NATPE’s big keynoter was Tom Rogers, the CEO of TiVo, who did all he could to break the spirit of any remaining broadcaster/optimist by predicting the end of advertiser-supported TV as we know it when DVR penetration hits 50 or 60 percent and more than half the people have the ability to skip commercials.
“In two to three years, the TV industry is going to face an advertising crisis that is more severe for it than this current financial crisis,” he warned.
“You need to take this threat as immediate,” Rogers said. “The entire landscape of TV consumption is about to be turned on its head.”
Remember, folks, this was the keynote.
NATPE itself served as a metaphor for the troubles of broadcasting. Despite an excellent program that included top TV execs (the likes of ABC-Disney’s Anne Sweeney and NBC’s Ben Silverman) and showcased technology that could one day save the day, it was unrecognizable to anybody who attended even three or four years ago.
NATPE contends that 5,000 people registered for the show. Maybe so, but it was way too few to inject any energy into either the exhibit floor or the hotel suites. Every day was Thursday.
Few broadcasters attended. As I said, the B&C luncheon was the biggest broadcasting event and I’m guessing that it drew no more than 75 station or station-group people. Twice that number may have been in the room.

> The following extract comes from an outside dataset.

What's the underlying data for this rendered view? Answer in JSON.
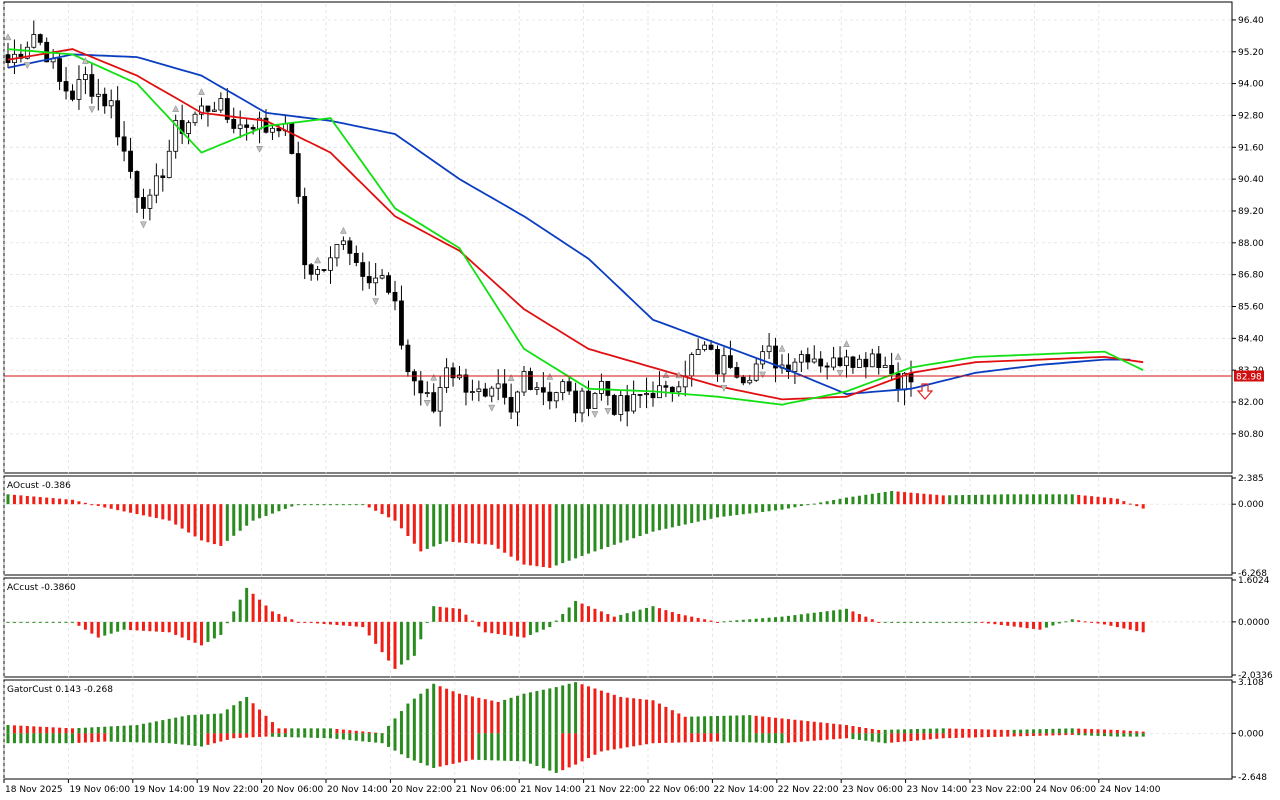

According to syndicators and station reps I spoke with, major groups like Belo, Scripps, NBC, ABC and Cox were not represented at show.

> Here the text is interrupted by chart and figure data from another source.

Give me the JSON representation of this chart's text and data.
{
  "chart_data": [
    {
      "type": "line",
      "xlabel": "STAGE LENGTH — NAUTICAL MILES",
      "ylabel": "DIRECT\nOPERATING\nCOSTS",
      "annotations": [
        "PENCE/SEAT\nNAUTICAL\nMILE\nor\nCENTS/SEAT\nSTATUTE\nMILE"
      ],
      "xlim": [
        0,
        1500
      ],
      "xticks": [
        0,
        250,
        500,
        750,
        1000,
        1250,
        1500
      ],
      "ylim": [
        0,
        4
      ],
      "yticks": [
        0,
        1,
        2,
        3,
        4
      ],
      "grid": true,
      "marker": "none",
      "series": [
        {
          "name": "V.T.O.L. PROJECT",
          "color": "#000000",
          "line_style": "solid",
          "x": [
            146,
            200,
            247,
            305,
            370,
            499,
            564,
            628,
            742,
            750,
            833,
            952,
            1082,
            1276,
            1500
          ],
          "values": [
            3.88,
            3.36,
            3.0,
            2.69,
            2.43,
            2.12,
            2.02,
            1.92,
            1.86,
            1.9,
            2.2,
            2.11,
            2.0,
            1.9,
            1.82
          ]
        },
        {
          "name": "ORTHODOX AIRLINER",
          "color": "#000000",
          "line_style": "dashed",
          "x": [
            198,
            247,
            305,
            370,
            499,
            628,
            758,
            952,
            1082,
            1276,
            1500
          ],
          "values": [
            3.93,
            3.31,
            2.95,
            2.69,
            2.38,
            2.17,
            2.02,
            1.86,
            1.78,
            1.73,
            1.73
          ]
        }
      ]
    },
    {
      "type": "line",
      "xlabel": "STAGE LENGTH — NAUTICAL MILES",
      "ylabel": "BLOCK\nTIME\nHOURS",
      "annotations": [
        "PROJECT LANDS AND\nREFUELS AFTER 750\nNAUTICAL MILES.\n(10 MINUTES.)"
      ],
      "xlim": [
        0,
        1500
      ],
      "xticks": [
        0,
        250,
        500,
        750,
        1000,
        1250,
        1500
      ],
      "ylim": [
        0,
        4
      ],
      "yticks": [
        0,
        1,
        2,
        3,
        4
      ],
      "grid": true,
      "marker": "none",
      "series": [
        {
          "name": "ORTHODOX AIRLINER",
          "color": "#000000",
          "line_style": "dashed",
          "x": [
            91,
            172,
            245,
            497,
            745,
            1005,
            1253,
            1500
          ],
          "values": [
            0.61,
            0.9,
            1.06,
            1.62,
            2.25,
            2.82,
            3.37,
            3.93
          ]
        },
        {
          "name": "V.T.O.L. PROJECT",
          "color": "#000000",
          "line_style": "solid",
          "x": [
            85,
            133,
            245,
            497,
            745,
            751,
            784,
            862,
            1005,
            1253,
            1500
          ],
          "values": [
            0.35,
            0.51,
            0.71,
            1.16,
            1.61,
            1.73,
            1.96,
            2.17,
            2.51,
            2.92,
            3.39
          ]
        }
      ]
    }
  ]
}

Variety’s veteran editor/reporter/blogger Cynthia Littleton said “the somber mood and sparse attendance was unlike anything I’d ever experienced at this confab.”
True also of my 10 years covering the show.
By contract, NATPE must return to the Mandalay Bay next year. President Rick Feldman and his team will have a lot of work to do between now and next January to conform the show to the new reality. That probably means a smaller show next year, possibly without an exhibit floor, and a smaller venue in 2011 and beyond.
Here’s the good news for NATPE.
Broadcasters still need a place where they can shop for programming, compare notes and plot together on how they can reinvent themselves. But such a place has to be right-sized for the times and perhaps moved up on the calendar.
Don’t worry about the syndicators showing up. Whenever the broadcasters go, the syndicators follow.
As it is, NATPE is not without merit. Plenty of business is still being done at the show, particularly by the smaller, more agile distributors that are seizing opportunities that the big boys can’t. They were delighted to be at NATPE.
Hank Cohen, CEO of Trifecta, used the show to introduce Nite Tales, a Tales from the Crypt-like half hour with an urban twist and was pleased by the attention the show was getting. Host Flavor Flav even made an appearance on the exhibit floor.
“You still get to see people you never get the see elsewhere,” Cohen said. “It’s a great atmosphere for three days.”
The story was the same at Debmar-Mercury, which was buoyed by the industry’s (and viewers’) embrace of its new talker with Wendy Williams, who also attended the convention and co-hosted a Tuesday evening reception.
“Call me crazy,” said Debmar-Mercury’s Ira Bernstein when asked about NATPE. “I love it.”